Posible requisito de NPU con 40 TOPS o más
Uno de los puntos más sensibles es la posible obligatoriedad de NPU con al menos 40 TOPS de capacidad de cálculo en IA, una cifra asociada a plataformas como Intel Core Ultra o AMD Ryzen AI. Estas unidades de procesamiento neuronal están diseñadas para ejecutar modelos de aprendizaje automático local con mayor eficiencia energética.
Si esta exigencia se confirma, muchos equipos actuales sin NPU dedicada podrían ver limitadas determinadas funciones o quedar fuera de la experiencia completa de Windows 12. No está claro si el sistema bloquearía la instalación en CPUs sin NPU o si simplemente restringiría funciones avanzadas de Copilot y servicios inteligentes integrados.
El precedente de Windows 11 con requisitos como TPM 2.0 y Secure Boot demuestra que Microsoft no descarta imponer barreras técnicas cuando considera que forman parte de la evolución de su plataforma.
Copilot como núcleo del sistema y posible integración con la nube
El refuerzo de Microsoft Copilot sería uno de los pilares de Windows 12, pasando de asistente integrado a elemento transversal del sistema operativo.
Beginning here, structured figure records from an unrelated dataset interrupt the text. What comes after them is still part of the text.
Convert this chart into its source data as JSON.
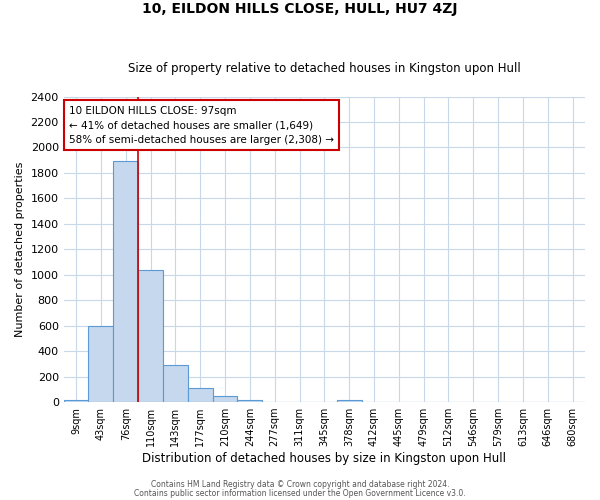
{
  "title": "10, EILDON HILLS CLOSE, HULL, HU7 4ZJ",
  "subtitle": "Size of property relative to detached houses in Kingston upon Hull",
  "xlabel": "Distribution of detached houses by size in Kingston upon Hull",
  "ylabel": "Number of detached properties",
  "bin_labels": [
    "9sqm",
    "43sqm",
    "76sqm",
    "110sqm",
    "143sqm",
    "177sqm",
    "210sqm",
    "244sqm",
    "277sqm",
    "311sqm",
    "345sqm",
    "378sqm",
    "412sqm",
    "445sqm",
    "479sqm",
    "512sqm",
    "546sqm",
    "579sqm",
    "613sqm",
    "646sqm",
    "680sqm"
  ],
  "bar_values": [
    20,
    600,
    1890,
    1040,
    290,
    110,
    45,
    20,
    0,
    0,
    0,
    20,
    0,
    0,
    0,
    0,
    0,
    0,
    0,
    0,
    0
  ],
  "bar_color": "#c5d8ed",
  "bar_edge_color": "#5b9bd5",
  "vline_x_index": 2.5,
  "vline_color": "#cc0000",
  "ylim": [
    0,
    2400
  ],
  "yticks": [
    0,
    200,
    400,
    600,
    800,
    1000,
    1200,
    1400,
    1600,
    1800,
    2000,
    2200,
    2400
  ],
  "annotation_line1": "10 EILDON HILLS CLOSE: 97sqm",
  "annotation_line2": "← 41% of detached houses are smaller (1,649)",
  "annotation_line3": "58% of semi-detached houses are larger (2,308) →",
  "annotation_box_color": "#ffffff",
  "annotation_box_edge": "#cc0000",
  "footer_line1": "Contains HM Land Registry data © Crown copyright and database right 2024.",
  "footer_line2": "Contains public sector information licensed under the Open Government Licence v3.0.",
  "bg_color": "#ffffff",
  "grid_color": "#c8d8e8"
}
En lugar de ofrecer funciones aisladas, el asistente podría supervisar actividad, optimizar búsquedas y automatizar tareas como parte del flujo habitual de uso.
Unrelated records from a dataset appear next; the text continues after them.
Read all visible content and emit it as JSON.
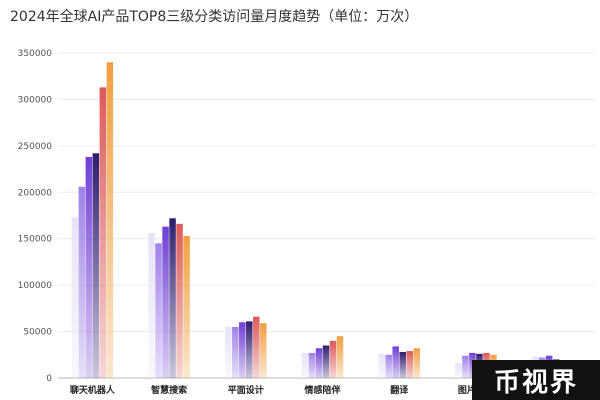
{
  "chart_data": {
    "type": "bar",
    "title": "2024年全球AI产品TOP8三级分类访问量月度趋势（单位：万次）",
    "categories": [
      "聊天机器人",
      "智慧搜索",
      "平面设计",
      "情感陪伴",
      "翻译",
      "图片生成",
      ""
    ],
    "ylim": [
      0,
      350000
    ],
    "yticks": [
      0,
      50000,
      100000,
      150000,
      200000,
      250000,
      300000,
      350000
    ],
    "grid": true,
    "series_colors": [
      "#e8e2f8",
      "#9f82e8",
      "#6f3fd6",
      "#2e1d6e",
      "#dd5a5a",
      "#f0a040"
    ],
    "series_values": [
      [
        173000,
        206000,
        238000,
        242000,
        313000,
        340000
      ],
      [
        156000,
        145000,
        163000,
        172000,
        166000,
        153000
      ],
      [
        55000,
        55000,
        60000,
        61000,
        66000,
        59000
      ],
      [
        27000,
        27000,
        32000,
        35000,
        40000,
        45000
      ],
      [
        26000,
        25000,
        34000,
        28000,
        29000,
        32000
      ],
      [
        16000,
        24000,
        27000,
        26000,
        27000,
        25000
      ],
      [
        23000,
        22000,
        24000,
        20000,
        18000,
        0
      ]
    ]
  },
  "watermark": "币视界"
}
También se menciona una evolución de Gaming Copilot, con mayor integración en el ecosistema Xbox y asistencia contextual en juegos. En paralelo, algunos informes hablan de posibles modelos de suscripción vinculados a servicios ampliados, aunque los indicios apuntan más a una expansión de Windows 365 basado en la nube que a un sistema operativo de pago obligatorio.
En conjunto, Windows 12 perfila un salto donde la IA deja de ser complemento y se convierte en infraestructura central del sistema. Si finalmente se confirma la exigencia de NPU de 40 TOPS, el mercado podría afrontar una nueva fase de renovación de hardware, esta vez impulsada por capacidad de procesamiento local de IA más que por razones estrictamente de seguridad.